Viable embryos from the world’s last remaining northern white rhinos are set to be implanted into surrogates using in vitro fertilization soon, in an exciting development to save the species from extinction.
The plight of the world’s last northern white rhinos is well known. Sudan, the last male, died in March 2018, leaving mother and daughter Najin and Fatu as the world’s only remaining members of their species. An audacious plan was concocted to save the rhinos from extinction, by harvesting eggs from the two females and artificially inseminating them using frozen sperm from deceased males to create northern white rhino embryos.
This was successfully carried out in August 2019 with two viable northern white rhino embryos created, followed up by a third in December 2019. Now, an international team from Leibniz Institute for Zoo and Wildlife Research (Leibniz-IZW), Safari Park Dvůr Králové, Kenya Wildlife Service, and Ol Pejeta Conservancy – where Najin and Fatu are housed – have announced they have successful created two more viable embryos, taking the number of pure-breed northern white rhino embryos up to five. This means the next step is finding suitable southern white rhino surrogates to try and carry them to term.
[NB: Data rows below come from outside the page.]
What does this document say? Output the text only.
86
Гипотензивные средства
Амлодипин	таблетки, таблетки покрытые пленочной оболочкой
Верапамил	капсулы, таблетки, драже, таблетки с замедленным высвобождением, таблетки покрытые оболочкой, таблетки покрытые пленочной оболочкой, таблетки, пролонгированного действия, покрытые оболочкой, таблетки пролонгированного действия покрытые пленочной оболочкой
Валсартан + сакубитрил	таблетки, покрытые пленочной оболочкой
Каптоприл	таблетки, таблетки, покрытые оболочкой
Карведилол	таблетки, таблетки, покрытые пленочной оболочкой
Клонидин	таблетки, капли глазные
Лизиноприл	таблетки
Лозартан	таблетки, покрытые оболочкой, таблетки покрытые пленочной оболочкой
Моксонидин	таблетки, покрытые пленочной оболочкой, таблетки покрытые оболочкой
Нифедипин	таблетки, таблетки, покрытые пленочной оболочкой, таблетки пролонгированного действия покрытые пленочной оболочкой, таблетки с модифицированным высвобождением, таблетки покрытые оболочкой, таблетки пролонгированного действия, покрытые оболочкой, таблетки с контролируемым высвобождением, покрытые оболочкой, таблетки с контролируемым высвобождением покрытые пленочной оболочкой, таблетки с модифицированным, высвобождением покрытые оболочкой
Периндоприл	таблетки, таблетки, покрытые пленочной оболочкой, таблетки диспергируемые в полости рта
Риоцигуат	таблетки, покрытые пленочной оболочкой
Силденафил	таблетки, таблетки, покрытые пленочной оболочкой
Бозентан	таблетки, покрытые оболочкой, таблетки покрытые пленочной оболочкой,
This is a hugely exciting step in the plan to save the rhinos from extinction. Northern white rhinos are a subspecies of white rhinoceros (the other being southern white rhinos) and were once found across several East and Central African countries. Years of widespread poaching and civil war in their home range devastated their populations, and they are now considered functionally extinct. Najin and Fatu belong to the Safari Park Dvůr Králové in the Czech Republic but are housed at the Ol Pejeta Conservancy in Kenya, where they are two of the best-guarded animals in the world.
The first three viable embryos were created by harvesting oocytes – immature egg cells – from Najin and Fatu in 2019, and artificially inseminating them using frozen sperm from the last two males: Suni, who died in 2014, and Sudan. Plans to collect more oocytes had to be put on hold last year due to the pandemic. However, in mid-December 2020, another oocyte collection was carried out. The cells were immediately rushed from Kenya to the Avantea Laboratory in Italy, fertilized with the semen of Suni, and were cryopreserved on Christmas Eve as they had reached maturation and viability.
Now, with five viable embryos stored in liquid nitrogen and ready to be used for in vitro (outside the body) fertilization, the next step – preparations to transfer the embryos into female southern white rhinos – is already taking place.
A southern white rhino bull named Ouwan was moved from Lewa Wildlife Conservancy in northern Kenya to Ol Pejeta Conservancy in November 2020. Ouwan, a proven champion breeder, is expected to be a reliable indicator through his behavior of where Ol Pejeta's female southern white rhinos are in their reproductive cycles. He has been sterilized though, to ensure the park doesn't end up with a herd of southern white rhinos carrying little Ouwans. Once the sterilization has been confirmed in March this year, Ouwan will be monitored to see if any potential female surrogates are ready to be artificially inseminated. If so, the next step of the plan will be implemented, and the world will wait with bated breath to follow the continuing saga of whether it's possible to pull these animals back from the brink of extinction.
“This is a big win for Kenya and its partners, as the northern white rhinos are faced with the threat of imminent extinction,” Kenya’s Tourism and Wildlife Minister Hon. Najib Balala said in a statement. "I am delighted that the world has a chance through use of cutting edge and innovative technologies to save this threatened wildlife species for posterity and that Kenya is playing its part in this critical conservation effort," he said in another.
"Remember, extinction is forever," Balala added. "Once we lose this species we will have lost an iconic animal which will not be seen again by future generations.”